12 Days of Christmas

Twelve films for Christmas, or at least ones I associate with the Holidays, listed between now and through the New Year. I had originally hoped to complete this list for Christmas Day, but a family emergency changed that plan. These are not in any particular order.

Day 3: It’s a Wonderful Life (1946 dir. Frank Capra)

How quickly life can change in a moment. Living a simple life can be so rewarding, loving, and joyful…but then it can all suddenly seem to vanish. A car accident, an illness, a miscarriage, or anything really that suddenly just happens without our consent or free will clouds one’s perspective, hopefully for just a short time. The love and support from family, friends, and community can help keep us going, one step at a time, until routine and life just seem to start again. Yet other times, despair reigns and the joy of life remains distant, perhaps even unreachable. It is within those unreachable places where miracles can happen.

What Capra and Stewart accomplish with It’s a Wonderful Life is that miracle in unreachable places.
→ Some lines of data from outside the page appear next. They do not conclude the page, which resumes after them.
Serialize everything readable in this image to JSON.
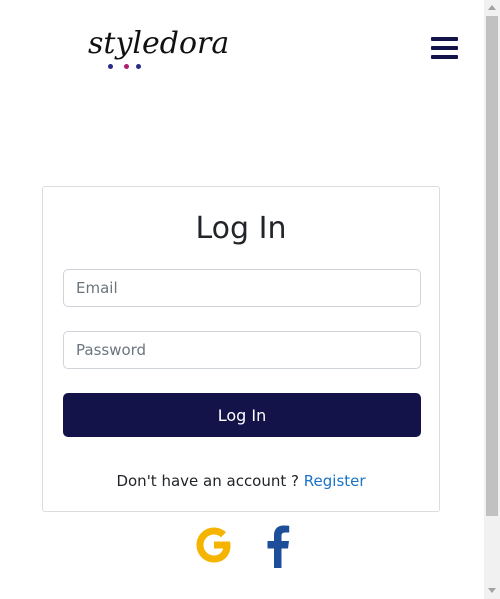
{
  "brand": {
    "name": "styledora",
    "dot_colors": [
      "#2a2a8a",
      "#b01e6e",
      "#2a2a8a"
    ]
  },
  "header": {
    "menu_icon": "hamburger-menu-icon",
    "menu_color": "#13134a"
  },
  "login": {
    "title": "Log In",
    "email_placeholder": "Email",
    "password_placeholder": "Password",
    "submit_label": "Log In",
    "no_account_text": "Don't have an account ?",
    "register_label": "Register"
  },
  "social": {
    "google_icon": "google-icon",
    "google_color": "#f5b400",
    "facebook_icon": "facebook-icon",
    "facebook_color": "#1e4d9a"
  },
  "colors": {
    "primary": "#13134a",
    "link": "#1a73c9"
  }
}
Here is a dark and terrifying film that perfectly lands upon unheard of cinematic emotional truth without any real redemption or comeuppance to its antagonist, Mr. Potter (Lionel Barrymore). He is still there, at the end, waiting to cause more problems for the Bailey family, but I suppose that is the point. Such life obstacles are always, always present. It is in how we deal with them that develops experience, maturity, and wisdom.

What a gift hindsight can be. After contemplating suicide and wishing he had never been born, George Bailey (Jimmy Stewart) get his wish when his guardian angel, Clarence (Henry Travers), changes reality so that George actually never was born. This is an ingenious concept, owing more than a little bit to Charles Dickens. But again this is not Scrooge’s story of redemption, but rather Bob Cratchitt’s story. George is a simple man with big unrequited dreams who finds happiness only after the darkest moments of his life open his soul to the possibility of meaningful joy in what he already has.
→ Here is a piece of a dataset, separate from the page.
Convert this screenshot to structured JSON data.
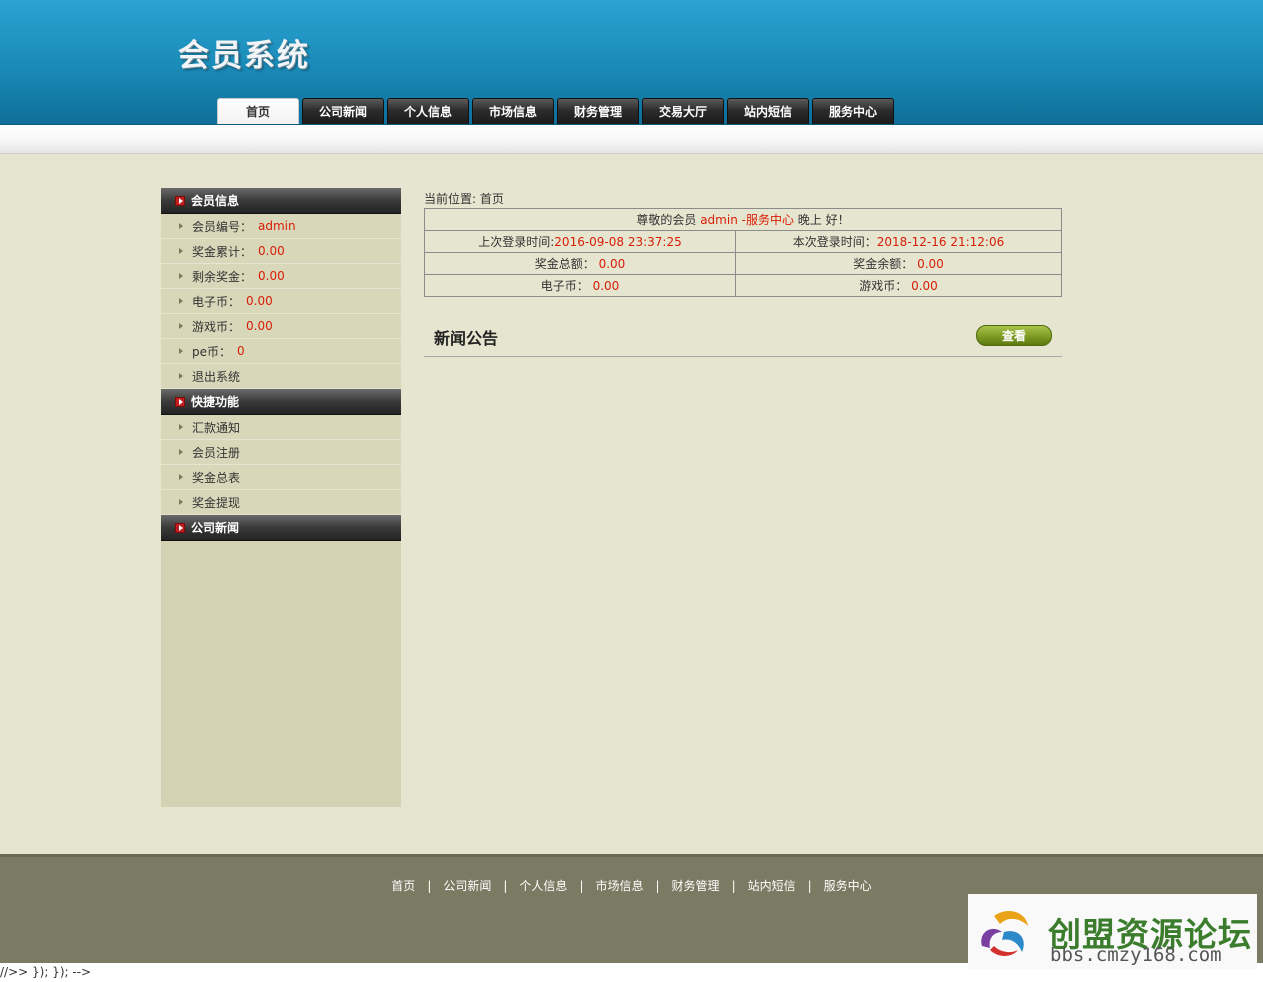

The film itself lived its own redemption story. It did not fare well with the post-war audience in 1946, and I can only surmise that the public was just not ready yet for this beautifully heavy shadow play on gratitude and simplicity. After nearly being lost forever it actually fell out of copyright at exactly the right time, allowing distributors to constantly resell it on home video cassettes and broadcast it on public television stations, all at practically no cost. It was everywhere, over and over again, until it thankfully got caught up in a kind of worldwide zeitgeist. And now, here we are at time when it is typically the top of lists, not only of the greatest holiday films ever made but also of just the greatest films ever made. And it is that good.
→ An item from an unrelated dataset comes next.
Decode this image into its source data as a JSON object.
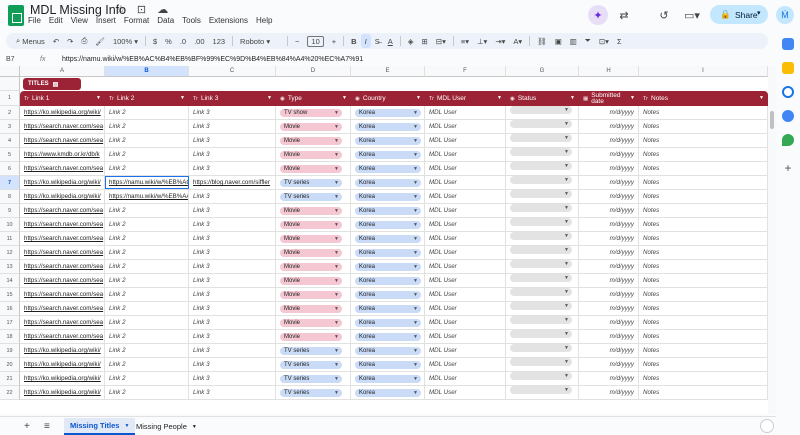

I have heard the film called sentimental, but I disagree. This movie earns its emotional catharsis. It does not ask more from its audience than it is willing to provide. It actually takes its time to tell a full story. And when George stands for the second time on the bridge, praying for his life, we feel his honest transparent desire. The snow begins to quietly fall again and we rejoice at both answered prayers and yes, even also at miracles in unreachable places.